Secondo i numeri diffusi dalla Gallup, i laburisti della premier Helle Thorning-Schmidt sono al 20,6 per cento. C’è comunque poco da sorridere.
Il partito resta lontanissimo rispetto al 24,8 delle elezioni del 2011 e quando si vanno a mettere insieme i voti virtuali del centrodestra e quelli del centrosinistra a prevalere nettamente è il blocco conservatore. I numeri della Gallup lasciano pochi dubbi: 54,2 contro 45,6.

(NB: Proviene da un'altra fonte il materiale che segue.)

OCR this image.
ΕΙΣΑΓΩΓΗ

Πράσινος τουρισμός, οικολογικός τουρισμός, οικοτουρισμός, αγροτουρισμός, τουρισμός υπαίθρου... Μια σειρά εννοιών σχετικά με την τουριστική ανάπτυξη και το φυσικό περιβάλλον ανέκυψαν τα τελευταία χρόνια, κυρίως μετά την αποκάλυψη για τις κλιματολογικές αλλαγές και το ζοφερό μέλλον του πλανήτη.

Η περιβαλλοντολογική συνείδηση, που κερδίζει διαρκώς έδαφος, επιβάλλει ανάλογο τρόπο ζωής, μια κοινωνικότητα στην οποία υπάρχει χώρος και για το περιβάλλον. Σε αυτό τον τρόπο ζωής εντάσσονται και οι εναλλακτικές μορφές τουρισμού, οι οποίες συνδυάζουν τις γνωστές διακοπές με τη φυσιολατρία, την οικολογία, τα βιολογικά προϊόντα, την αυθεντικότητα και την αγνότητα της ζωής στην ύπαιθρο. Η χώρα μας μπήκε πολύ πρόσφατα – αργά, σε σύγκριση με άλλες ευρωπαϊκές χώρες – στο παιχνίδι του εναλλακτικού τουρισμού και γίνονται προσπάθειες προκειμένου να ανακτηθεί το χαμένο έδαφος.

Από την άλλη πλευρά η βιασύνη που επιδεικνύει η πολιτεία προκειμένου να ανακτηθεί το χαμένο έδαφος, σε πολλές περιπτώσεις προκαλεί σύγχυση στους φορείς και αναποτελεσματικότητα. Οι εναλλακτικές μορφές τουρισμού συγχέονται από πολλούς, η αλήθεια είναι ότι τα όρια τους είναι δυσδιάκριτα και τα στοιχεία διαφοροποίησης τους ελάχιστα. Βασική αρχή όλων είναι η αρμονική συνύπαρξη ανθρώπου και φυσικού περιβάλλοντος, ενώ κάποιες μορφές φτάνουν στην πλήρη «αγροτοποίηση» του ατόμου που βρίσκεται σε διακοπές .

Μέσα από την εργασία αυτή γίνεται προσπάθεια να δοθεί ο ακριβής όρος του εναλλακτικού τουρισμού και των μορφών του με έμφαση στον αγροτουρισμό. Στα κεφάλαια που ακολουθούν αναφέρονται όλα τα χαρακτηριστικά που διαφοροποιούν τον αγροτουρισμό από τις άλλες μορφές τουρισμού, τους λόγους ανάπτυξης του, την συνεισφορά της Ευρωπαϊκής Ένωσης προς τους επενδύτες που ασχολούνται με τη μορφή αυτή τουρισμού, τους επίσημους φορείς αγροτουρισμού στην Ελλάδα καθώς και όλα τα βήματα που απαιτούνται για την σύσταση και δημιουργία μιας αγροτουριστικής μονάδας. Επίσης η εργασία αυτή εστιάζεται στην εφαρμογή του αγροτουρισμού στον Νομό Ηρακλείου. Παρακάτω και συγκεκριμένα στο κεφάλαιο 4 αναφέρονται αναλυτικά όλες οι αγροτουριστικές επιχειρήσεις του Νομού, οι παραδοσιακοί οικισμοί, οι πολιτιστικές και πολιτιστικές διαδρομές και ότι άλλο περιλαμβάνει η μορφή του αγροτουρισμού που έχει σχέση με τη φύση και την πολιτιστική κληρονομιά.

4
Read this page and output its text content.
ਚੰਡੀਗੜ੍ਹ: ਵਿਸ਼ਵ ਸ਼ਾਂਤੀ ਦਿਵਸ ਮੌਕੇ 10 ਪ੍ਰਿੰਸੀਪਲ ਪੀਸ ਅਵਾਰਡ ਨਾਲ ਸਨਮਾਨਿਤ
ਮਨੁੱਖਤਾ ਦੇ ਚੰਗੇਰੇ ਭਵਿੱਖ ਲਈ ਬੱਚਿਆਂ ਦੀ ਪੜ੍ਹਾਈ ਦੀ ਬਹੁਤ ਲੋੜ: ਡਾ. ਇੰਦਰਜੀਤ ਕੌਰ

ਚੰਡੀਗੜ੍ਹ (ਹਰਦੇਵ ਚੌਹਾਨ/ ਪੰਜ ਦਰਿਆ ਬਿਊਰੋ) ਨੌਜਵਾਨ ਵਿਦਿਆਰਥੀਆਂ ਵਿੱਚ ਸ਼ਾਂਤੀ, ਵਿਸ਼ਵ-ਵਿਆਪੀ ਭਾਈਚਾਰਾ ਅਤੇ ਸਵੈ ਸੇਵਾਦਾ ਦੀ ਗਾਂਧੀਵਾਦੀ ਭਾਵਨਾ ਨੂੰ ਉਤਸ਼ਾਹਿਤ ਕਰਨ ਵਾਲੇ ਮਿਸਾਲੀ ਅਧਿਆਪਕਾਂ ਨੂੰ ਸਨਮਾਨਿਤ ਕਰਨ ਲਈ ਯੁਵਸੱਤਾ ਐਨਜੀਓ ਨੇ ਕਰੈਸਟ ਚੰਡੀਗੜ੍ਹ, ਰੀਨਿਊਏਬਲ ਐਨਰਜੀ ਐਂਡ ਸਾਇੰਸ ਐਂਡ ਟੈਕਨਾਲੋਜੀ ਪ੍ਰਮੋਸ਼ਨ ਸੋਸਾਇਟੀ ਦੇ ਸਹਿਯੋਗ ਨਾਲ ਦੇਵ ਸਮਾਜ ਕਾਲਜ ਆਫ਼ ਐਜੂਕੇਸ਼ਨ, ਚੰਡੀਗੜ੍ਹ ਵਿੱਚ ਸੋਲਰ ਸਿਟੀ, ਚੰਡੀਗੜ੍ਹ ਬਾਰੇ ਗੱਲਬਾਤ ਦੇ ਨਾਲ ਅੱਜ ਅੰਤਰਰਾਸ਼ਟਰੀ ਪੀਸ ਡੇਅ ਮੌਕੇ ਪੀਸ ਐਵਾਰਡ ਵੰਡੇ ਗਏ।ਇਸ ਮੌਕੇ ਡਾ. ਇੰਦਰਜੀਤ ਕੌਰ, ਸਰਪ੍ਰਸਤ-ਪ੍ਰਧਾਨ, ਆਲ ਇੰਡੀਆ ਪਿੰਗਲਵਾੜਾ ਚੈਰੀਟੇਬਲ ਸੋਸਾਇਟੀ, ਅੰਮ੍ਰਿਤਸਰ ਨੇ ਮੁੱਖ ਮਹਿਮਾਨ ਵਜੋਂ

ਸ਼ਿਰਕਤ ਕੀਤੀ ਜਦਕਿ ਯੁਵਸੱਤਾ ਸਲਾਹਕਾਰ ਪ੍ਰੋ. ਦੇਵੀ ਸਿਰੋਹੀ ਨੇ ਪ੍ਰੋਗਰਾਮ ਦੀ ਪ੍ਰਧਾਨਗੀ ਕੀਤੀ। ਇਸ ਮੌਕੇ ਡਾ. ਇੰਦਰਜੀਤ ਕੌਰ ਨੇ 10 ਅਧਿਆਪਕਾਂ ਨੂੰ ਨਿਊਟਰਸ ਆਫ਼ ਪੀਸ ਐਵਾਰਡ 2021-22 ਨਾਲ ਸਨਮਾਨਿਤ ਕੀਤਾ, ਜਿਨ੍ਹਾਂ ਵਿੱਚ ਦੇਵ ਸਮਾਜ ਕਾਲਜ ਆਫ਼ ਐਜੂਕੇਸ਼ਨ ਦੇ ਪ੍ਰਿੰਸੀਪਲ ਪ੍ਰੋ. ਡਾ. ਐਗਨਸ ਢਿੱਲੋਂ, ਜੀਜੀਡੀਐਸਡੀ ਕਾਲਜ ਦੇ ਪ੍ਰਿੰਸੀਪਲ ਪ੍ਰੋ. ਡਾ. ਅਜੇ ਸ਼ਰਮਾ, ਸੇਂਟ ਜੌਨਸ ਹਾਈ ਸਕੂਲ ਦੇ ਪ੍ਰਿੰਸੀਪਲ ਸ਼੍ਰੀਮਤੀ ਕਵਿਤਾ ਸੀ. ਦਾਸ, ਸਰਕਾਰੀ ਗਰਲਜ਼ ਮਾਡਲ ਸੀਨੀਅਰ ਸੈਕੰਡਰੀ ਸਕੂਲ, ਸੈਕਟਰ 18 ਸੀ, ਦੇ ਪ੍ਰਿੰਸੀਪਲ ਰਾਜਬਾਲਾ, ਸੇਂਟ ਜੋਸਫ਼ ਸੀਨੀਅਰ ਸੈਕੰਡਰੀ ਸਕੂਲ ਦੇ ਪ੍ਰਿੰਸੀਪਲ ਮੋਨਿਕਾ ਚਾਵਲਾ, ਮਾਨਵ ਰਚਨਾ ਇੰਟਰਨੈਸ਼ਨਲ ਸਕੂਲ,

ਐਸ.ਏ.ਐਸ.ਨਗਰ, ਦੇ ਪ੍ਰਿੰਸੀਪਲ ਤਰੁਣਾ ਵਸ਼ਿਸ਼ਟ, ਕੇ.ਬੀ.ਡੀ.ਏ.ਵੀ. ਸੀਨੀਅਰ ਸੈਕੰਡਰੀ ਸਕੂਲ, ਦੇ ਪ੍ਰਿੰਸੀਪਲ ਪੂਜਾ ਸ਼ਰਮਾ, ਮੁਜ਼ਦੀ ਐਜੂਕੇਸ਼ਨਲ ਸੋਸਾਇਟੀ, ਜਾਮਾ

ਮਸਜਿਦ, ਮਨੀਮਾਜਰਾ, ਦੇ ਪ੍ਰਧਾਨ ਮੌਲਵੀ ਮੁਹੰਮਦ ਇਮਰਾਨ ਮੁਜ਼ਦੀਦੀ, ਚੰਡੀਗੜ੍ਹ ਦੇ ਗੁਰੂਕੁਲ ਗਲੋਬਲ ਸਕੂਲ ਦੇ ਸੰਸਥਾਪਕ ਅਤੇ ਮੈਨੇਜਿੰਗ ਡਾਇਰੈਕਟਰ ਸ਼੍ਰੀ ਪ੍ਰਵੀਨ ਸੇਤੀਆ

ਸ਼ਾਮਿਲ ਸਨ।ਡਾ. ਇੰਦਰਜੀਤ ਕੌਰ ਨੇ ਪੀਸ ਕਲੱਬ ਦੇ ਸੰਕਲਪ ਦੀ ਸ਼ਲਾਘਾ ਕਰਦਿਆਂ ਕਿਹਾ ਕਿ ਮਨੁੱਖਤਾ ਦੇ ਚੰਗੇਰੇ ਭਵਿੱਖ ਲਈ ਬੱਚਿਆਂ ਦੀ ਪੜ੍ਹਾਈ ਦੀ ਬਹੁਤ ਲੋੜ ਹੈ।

Insomma un’eternità, ma il governo ha tutta l’intenzione di godersi pienamente questa boccata d’ossigeno. Ora c’è l’estate, subito dopo il voto per le amministrative: già lì si capirà un po’ di più sul vero stato di salute del governo.
In Finlandia, invece, insieme alla stagione estiva arrivano pure i brutti numeri sull’economia. La Banca centrale infatti ha tagliato le stime di crescita per il 2013 dal +0,4 per cento a un cupo -0,8.
La recessione colpisce più duro di quel che a Helsinki avevano sperato: colpa dell’aumento della disoccupazione e del calo dei consumi interni.
La Finlandia, ha spiegato il governatore della Banca centrale Erkki Liikanen, si trova in mezzo al guado: sta riconvertendo il proprio tessuto produttivo e patisce gli effetti della crisi economica. Un mix potente, e gli effetti si vedono.